Two pioneers of the Xalisco model met in the early 1990s in the Northern Nevada Correctional Center, where they were serving time for drug offenses.Soon a system evolved: Addicts dialed a number, as if ordering pizza. The dispatcher would page the driver with a code indicating where to meet the addict.If drivers were busted, the small amounts of heroin and the absence of paraphernalia reduced the risk of lengthy prison sentences. To avoid attracting attention, they dressed modestly, drove beat-up cars and never carried weapons.Among the idiosyncrasies of Xalisco dealers is that they generally do not sell to African Americans or Latinos. Instead, they have focused on middle- and working-class whites, believing them to be a safer and more profitable clientele.
This sounds more like a MBA class in marketing, than a plague that kills thousands of American citizens and destroys families and communities.

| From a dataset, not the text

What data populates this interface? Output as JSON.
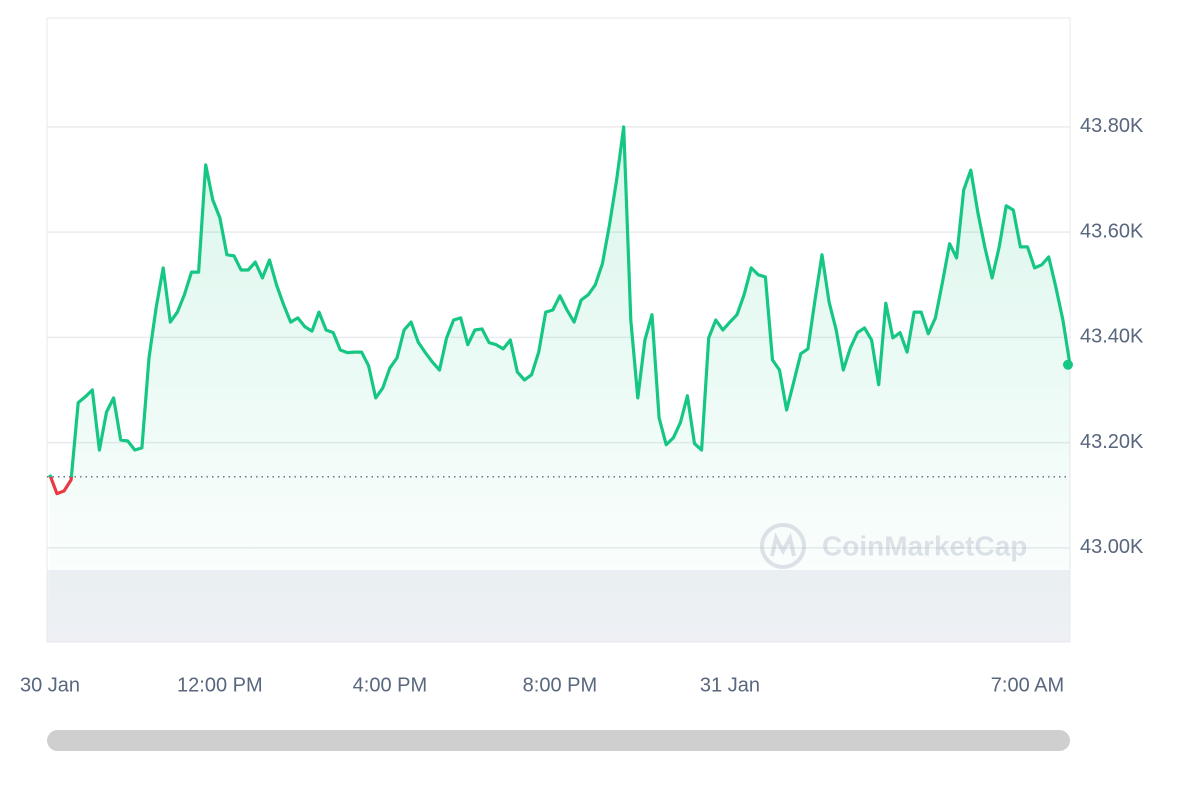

One can only marvel as to how this syndicate tracked hundreds of drivers, and produced truckloads of fake identities fake driver licenses, and fake car registrations. Also how many serious injuries and traffic deaths were caused by these illegal drug dealers criss- crossing the country distributing black-tar heroin?
We all understand that addicts pay for their fixes by breaking into our homes, committing armed robberies of our citizens and small businesses, and peddling underage girls in prostitution rings. So who ultimately pays for all these crimes, and the subsequent drug treatment rehab centers? We all do, the compassionate taxpayers of America.
Illegal immigration is much more than harvesting our lettuce and cleaning our toilets: it also encompasses sophisticated crime syndicates, heroin addiction, corruption of local law enforcement, and the unwarranted slaughter of our children and their dreams.
We, as a country, must decide if our government is complicit, apathetic or incapable of dealing with these issues. On such answers the fate of this nation rests.